En 1933, año en que por vía democrática Adolf Hitler asumía el poder en Alemania, Sigmund Freud escribía su conferencia titulada “La descomposición de la personalidad psíquica”. Dicho texto comenzaba con una sorprendente descripción: “lo reprimido es para el yo tierra extranjera, una tierra extranjera interior, así como la realidad -permítanme la expresión insólita- es tierra extranjera exterior”[1]. Es decir, construimos una realidad más buena o más mala a partir de lo que no sabemos –o no queremos saber- de nosotros mismos. Lo cierto es que cuanta más negación, más desatinos y crueldad. Por ejemplo, ese sentido común que, en muchos casos, puede justificar las tonterías o canalladas más estremecedoras. Incluso la oscura tendencia a transformarnos en objetos dispuestos al sacrificio a cambio de las bonanzas que el Amo de turno nos promete hacer realidad. Realidad extranjera, o sea.
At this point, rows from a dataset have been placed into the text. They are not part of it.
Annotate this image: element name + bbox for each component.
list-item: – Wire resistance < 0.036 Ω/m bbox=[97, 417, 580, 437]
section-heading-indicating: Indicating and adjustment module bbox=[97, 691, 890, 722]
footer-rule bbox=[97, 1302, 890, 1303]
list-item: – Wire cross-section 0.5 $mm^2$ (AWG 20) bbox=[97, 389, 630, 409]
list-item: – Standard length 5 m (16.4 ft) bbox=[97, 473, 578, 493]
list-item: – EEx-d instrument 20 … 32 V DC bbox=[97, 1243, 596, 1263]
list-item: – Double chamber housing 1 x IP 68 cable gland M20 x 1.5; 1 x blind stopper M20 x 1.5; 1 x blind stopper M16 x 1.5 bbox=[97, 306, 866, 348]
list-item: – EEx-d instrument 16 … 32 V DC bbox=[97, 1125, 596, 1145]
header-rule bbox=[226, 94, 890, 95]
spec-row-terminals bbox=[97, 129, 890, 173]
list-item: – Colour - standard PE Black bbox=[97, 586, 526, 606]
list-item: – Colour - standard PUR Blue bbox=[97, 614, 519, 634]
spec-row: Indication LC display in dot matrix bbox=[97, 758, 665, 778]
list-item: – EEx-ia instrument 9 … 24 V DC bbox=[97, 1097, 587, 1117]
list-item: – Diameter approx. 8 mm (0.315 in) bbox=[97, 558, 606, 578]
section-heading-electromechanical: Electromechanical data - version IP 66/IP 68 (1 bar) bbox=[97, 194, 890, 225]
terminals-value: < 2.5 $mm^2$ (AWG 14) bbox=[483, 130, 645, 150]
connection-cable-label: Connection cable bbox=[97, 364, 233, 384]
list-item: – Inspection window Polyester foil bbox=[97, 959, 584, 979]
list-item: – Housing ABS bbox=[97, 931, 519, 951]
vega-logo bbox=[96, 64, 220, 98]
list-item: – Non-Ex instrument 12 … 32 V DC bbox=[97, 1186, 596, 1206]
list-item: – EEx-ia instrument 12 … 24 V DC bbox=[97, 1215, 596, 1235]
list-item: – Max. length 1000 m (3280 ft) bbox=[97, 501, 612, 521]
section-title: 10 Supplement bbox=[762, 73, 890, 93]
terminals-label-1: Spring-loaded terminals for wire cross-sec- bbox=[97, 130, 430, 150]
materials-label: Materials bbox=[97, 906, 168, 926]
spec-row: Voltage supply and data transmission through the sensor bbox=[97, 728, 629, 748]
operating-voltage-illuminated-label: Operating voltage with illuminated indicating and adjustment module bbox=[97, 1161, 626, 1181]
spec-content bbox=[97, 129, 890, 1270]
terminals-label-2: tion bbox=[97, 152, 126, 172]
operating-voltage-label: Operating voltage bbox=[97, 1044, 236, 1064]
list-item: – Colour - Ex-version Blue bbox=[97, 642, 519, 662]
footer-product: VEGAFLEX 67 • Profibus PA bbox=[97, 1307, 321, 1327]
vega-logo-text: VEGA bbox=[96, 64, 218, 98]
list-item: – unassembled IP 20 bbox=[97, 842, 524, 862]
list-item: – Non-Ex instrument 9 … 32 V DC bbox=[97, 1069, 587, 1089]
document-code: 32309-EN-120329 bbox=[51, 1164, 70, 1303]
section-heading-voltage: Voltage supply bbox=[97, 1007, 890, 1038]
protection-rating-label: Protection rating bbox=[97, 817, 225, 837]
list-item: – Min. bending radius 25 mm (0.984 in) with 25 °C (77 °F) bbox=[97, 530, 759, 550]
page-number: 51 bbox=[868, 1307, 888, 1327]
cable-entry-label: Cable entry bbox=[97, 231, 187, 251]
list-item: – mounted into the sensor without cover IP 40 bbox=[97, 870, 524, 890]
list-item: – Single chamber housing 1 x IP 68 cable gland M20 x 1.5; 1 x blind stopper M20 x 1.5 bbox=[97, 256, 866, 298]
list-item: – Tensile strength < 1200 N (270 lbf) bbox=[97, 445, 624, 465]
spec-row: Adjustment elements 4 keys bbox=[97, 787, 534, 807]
Por lo pronto, los actuales avatares que atraviesa nuestro país no podrían ser más ilustrativos de la perspectiva con que Freud traza en términos territoriales la experiencia humana. Un presidente consagrado en las urnas dispuesto a convertir a nuestro hogar en realidad extranjera para así sumirnos en la perplejidad, en el desconcierto, en la locura de no saber ni quiénes somos. En la desorientación. De allí el brutal ataque que el gobierno de Javier Milei lanza contra la cultura argentina en su más amplia acepción. Desde la ciencia hasta las artes, pasando por los juegos, el deporte y -tal como se intenta hacer en Tierra del Fuego- también con las industrias, el mandatario libertario declara su infame propósito de borrar las huellas con que la historia argentina marcó al pueblo de esta Nación. Su dolor, sus gestas, sus hallazgos, sus conquistas: el marco simbólico que regula la vida en común. Vivimos un tiempo en el que la tierra extranjera freudiana rebalsa todo límite de la realidad. Un tiempo de locuras donde lo imposible parece borrarse a expensas de un empuje desvariado dispuesto a descomponer la personalidad psíquica de una Nación. Para chocarla. Mal. Muy mal. Sin embargo, algo de lo propio en el Otro, de la empatía, aún sigue latiendo. Podemos arrojarnos al mar para ayudar a un delfín. Poner el cuerpo para salvar a una criatura cuya belleza nos enamora. Y con probabilidad este sea el territorio más propiamente humano: esa desconcertante desorientación entre el amor y el odio. Quizás se trate, una vez más, de cruzar la cordillera de la ignorancia para que algo deje de servir a la negación y la crueldad. Abrazar nuestra condición humana. Hacernos cargo de ella. Para abrazarnos. Como a los delfines.
Hasta en el Fin del Mundo.
*Psicoanalista. Doctor en Psicología por la Universidad de Buenos Aires.
[1] Sigmund Freud, S. (1933) “31° conferencia. La descomposición de la personalidad psíquica” en Obras Completas, A. E. Tomo XXII, p. 53.